■リヴァイアサン大祭2014『小夜啼鳥とXIの操觚者』
色鮮やかな花々の咲く庭園が、チェルシーの舞台だった。「良い舞台に着席でき光栄です」
マスターであるネルフィリアに微笑まれ、チェルシーも笑みを浮かべた。
「確か、チェルシーさん。この庭園にはお好きな花が咲いているとか」
「嗚呼、色鮮やかな花も好きだよ」
ネルフィリア、チェルシー、そしてタンディオンだけで始めた密やかな夜の茶会。三つ並べたカップにチェルシーが茶を注ぐと、湯気がふわりと浮く。その様子に、失礼、とネルフィリアは呟いた。
「同居人の分も相変わらず有難うございます」
良い香りのカップに視線を向けてネルフィリアが礼を言えば、大したことはないとチェルシーがかぶりを振る。

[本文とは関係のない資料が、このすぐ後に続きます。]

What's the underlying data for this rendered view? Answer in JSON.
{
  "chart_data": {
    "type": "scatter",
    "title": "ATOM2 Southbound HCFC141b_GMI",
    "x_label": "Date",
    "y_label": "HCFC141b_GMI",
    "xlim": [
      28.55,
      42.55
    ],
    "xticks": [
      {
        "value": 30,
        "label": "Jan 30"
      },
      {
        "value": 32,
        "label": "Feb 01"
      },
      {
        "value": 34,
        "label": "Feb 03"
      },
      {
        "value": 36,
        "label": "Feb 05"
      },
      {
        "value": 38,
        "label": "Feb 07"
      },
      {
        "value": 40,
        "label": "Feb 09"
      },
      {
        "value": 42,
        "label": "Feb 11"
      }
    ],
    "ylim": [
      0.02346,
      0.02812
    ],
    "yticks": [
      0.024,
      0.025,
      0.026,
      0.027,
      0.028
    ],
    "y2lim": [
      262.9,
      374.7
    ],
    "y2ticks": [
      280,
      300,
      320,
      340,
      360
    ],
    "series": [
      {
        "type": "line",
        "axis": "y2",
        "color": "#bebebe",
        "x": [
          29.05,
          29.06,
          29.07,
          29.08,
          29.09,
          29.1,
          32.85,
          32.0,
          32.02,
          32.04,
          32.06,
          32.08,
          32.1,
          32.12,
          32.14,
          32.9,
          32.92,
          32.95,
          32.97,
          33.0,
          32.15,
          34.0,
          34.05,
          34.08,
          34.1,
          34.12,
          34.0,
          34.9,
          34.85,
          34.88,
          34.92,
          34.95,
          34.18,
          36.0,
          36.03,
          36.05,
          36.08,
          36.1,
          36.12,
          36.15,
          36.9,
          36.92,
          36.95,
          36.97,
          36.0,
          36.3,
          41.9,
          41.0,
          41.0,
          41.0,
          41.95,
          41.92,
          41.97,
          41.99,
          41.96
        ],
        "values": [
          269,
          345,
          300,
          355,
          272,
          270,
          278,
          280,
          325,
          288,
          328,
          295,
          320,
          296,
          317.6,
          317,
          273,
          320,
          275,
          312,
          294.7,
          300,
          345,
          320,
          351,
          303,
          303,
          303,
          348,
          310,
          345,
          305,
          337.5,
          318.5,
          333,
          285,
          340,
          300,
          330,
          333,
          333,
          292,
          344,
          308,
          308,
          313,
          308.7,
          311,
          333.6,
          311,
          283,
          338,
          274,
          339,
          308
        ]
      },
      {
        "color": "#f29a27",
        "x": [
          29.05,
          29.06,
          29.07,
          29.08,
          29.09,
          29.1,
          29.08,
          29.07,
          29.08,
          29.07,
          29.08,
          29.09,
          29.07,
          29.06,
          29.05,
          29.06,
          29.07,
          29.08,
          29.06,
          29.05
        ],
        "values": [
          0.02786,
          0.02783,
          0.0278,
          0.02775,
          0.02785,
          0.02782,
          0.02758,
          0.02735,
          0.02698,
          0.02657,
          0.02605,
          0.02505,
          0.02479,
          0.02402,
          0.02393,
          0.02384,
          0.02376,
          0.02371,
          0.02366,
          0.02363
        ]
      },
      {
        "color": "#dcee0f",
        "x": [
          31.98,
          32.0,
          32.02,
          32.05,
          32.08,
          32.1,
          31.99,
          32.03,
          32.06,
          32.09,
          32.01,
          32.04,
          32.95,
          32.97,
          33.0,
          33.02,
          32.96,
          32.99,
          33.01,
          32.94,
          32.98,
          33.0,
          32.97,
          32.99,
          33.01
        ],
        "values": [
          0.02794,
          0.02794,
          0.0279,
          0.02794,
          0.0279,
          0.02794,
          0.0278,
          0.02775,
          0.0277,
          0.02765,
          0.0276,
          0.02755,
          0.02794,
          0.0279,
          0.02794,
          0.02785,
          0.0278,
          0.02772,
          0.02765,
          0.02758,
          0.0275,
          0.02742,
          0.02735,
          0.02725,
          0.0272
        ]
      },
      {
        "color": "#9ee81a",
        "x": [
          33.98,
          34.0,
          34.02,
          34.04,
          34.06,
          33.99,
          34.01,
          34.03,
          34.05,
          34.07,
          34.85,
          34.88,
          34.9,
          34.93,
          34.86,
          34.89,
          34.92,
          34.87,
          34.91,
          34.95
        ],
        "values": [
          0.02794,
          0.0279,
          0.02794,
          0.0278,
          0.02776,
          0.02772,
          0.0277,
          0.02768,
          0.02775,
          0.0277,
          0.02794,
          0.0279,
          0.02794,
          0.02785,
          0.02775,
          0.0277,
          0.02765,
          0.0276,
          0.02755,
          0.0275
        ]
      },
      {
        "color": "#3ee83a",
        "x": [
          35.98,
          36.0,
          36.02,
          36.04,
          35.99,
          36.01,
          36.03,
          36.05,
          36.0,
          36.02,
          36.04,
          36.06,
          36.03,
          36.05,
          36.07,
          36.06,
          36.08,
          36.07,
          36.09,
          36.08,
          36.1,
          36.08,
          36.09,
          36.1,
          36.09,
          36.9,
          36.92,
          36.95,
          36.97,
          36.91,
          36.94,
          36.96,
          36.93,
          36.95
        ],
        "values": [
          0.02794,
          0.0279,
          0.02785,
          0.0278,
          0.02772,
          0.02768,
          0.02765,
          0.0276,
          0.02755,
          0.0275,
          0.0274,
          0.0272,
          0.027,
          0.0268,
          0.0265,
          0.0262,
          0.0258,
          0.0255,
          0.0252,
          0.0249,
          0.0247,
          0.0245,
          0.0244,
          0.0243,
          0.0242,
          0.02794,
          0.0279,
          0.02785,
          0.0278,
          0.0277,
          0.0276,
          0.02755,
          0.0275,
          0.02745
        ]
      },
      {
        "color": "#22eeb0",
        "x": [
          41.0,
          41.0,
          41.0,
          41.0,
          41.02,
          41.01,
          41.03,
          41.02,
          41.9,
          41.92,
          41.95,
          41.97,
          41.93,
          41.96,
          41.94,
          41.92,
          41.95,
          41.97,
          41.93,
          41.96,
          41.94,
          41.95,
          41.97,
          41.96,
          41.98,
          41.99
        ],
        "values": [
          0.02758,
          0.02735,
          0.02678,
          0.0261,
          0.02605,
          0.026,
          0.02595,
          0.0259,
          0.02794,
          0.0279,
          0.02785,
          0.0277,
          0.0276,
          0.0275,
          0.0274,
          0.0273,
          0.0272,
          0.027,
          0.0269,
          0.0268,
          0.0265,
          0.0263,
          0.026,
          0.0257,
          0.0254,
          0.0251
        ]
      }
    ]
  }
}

テーブルの上には茶の他に小さなケーキセットもある。ケーキと茶を楽しみながら、二人は穏やかに言葉を交わしていく。
和やかな談笑の時がしばし過ぎてゆく――やがてチェルシーは立ち上がり、一曲、真夜中のティーパーティのお供に歌を披露することにした。
いつか、最上の舞台で歌を披露すると二人は約束をしていた。今がその時だという思いと共に、チェルシーは神聖なる讃美歌を歌いはじめる。
地には花の香り、天には泳ぐ星霊。そして聴こえるのは極上の歌声――。
(「……とても、綺麗だと――言えたらいいのですが」)
思いながら、ネルフィリアはチェルシーの歌声に聞き惚れていた。
歌い終わり、チェルシーは緩やかにカーテシーをひとつ。二人分の拍手が、チェルシーを包み込んだ。
「チェルシーさん、その……。――好い、歌声でした」
「ありがとう」
気に入って貰えたことを嬉しく思いながらチェルシーは礼を言い、リヴァイアサンの舞う星空を仰ぐ。
「メリーリヴァイアサン。来年もきっと、三人で過ごそう」
「ええ、メリーリヴァイアサン」
華やかな歌声の残響はまだネルフィリアの耳に残っていた。
それに名残惜しさを感じつつ、ネルフィリアは言葉を紡ぐ。